When we choose instead to design experiences to make life easier for the customer, to take stopping and waiting out of the equation and to put flow back in, we are nearly always forced into finding ways that make it better for everyone, including the provider.
The provider may have to improve other parts of its operations in order to make it possible to design for the customer first, but when it does, it makes things better in just about every respect for just about everyone. Open Road Tolling is better in just about every respect than its predecessor, and the same is or will be true for all other experiences that are designed to keep the customer in their flow, pursuing activities that are meaningful to them and worth spending their time on.
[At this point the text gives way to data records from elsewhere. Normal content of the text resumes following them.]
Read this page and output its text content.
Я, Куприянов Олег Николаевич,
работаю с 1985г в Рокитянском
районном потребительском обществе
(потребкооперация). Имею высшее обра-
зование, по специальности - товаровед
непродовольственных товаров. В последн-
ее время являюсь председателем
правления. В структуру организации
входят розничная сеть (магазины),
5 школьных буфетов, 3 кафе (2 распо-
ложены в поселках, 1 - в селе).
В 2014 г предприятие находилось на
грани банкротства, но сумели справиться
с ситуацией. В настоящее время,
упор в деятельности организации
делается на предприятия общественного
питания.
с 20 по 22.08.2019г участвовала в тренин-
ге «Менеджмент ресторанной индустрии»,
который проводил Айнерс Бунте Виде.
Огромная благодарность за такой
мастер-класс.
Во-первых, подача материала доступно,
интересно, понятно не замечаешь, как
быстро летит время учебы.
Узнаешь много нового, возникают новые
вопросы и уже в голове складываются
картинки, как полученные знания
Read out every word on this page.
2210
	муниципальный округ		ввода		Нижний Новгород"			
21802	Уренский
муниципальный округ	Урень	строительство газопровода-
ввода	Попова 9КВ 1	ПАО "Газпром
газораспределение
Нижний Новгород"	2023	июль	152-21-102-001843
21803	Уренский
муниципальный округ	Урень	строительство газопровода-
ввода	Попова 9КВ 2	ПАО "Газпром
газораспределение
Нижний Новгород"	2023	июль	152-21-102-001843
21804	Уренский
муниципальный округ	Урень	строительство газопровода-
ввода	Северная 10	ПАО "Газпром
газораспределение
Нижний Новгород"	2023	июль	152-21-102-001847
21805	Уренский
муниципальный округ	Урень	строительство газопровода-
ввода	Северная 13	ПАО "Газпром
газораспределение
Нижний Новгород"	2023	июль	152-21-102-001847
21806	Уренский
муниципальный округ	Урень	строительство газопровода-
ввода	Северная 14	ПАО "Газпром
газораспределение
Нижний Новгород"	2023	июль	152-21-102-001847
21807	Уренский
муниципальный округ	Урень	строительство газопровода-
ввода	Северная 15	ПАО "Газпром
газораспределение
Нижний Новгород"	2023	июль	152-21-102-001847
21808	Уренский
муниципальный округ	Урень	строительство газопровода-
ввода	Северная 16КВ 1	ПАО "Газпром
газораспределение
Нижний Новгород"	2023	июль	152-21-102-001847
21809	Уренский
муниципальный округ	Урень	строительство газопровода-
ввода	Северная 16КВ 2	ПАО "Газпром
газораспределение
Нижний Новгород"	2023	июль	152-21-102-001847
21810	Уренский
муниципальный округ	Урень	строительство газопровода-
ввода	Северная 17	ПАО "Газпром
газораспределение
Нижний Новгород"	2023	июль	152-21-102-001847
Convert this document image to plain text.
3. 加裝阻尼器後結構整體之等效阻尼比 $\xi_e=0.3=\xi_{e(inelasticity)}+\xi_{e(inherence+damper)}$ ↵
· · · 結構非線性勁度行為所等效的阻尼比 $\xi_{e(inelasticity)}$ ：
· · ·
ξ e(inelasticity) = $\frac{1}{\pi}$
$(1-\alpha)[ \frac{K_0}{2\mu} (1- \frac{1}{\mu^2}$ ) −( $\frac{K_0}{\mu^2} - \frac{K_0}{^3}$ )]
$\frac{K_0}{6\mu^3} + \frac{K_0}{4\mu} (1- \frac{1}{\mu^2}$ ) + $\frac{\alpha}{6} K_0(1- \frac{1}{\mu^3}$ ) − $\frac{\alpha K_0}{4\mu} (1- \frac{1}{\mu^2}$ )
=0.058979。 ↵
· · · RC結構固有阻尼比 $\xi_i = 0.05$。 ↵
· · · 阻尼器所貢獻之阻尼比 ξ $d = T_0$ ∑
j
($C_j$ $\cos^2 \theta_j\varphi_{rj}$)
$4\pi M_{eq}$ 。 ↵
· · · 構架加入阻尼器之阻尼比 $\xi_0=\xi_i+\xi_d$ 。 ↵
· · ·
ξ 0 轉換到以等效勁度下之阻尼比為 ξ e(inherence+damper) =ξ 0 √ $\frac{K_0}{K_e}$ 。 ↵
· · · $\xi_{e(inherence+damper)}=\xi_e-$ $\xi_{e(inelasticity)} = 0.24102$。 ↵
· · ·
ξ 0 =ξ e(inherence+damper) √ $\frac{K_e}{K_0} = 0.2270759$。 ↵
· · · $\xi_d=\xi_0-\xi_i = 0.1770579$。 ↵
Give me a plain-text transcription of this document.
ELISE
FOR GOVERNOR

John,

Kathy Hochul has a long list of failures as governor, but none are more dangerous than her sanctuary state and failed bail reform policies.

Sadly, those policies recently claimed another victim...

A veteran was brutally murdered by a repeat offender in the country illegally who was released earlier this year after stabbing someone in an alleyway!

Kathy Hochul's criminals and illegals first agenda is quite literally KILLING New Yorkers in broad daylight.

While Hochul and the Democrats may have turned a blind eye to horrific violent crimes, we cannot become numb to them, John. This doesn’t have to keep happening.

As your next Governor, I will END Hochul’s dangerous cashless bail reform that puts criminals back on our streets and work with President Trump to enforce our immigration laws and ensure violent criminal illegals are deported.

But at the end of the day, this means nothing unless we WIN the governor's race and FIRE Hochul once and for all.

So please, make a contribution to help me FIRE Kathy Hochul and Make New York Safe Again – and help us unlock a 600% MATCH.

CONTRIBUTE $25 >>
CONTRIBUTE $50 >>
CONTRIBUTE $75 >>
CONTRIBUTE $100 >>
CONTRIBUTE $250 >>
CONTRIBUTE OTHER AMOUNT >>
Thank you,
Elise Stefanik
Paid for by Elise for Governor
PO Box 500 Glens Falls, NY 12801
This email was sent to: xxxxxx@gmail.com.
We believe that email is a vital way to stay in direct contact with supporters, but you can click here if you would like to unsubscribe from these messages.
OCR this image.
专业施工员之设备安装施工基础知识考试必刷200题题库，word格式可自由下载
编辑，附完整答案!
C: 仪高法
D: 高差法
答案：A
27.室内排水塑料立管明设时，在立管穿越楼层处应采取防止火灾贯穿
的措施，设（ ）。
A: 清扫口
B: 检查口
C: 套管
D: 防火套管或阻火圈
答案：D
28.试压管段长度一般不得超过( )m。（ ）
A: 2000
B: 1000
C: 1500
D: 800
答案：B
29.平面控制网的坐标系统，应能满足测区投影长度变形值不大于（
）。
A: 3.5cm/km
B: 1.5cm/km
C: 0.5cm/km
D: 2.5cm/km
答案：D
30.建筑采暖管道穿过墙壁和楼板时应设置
Organizations that have designed experiences and solutions following the flow model are typically among the most differentiated and the most successful players in their industry or market. And yet they represent a very small part of the whole. As a result there is a massive opportunity for transformation, including everything from how we eliminate waiting time in doctor’s offices and supermarkets to how we get rid of the silos that stop the flow of ideas, information and knowledge across and beyond the organization, from how we utilize flow based energy sources like the sun, wind and water, to how we support soccer Moms, business travelers and high-school students alike in their respective flows. Any organization that is looking for transformative and differentiated success should consider designing and implementing flow-based solutions and join the resourceful revolution. Although even I hardly expect the Dulwich tollbooth operators to tear down one small part of history that may actually be serving its current constituents, my fellow Pueri Alleyniensis - the boys of Dulwich College - rather well.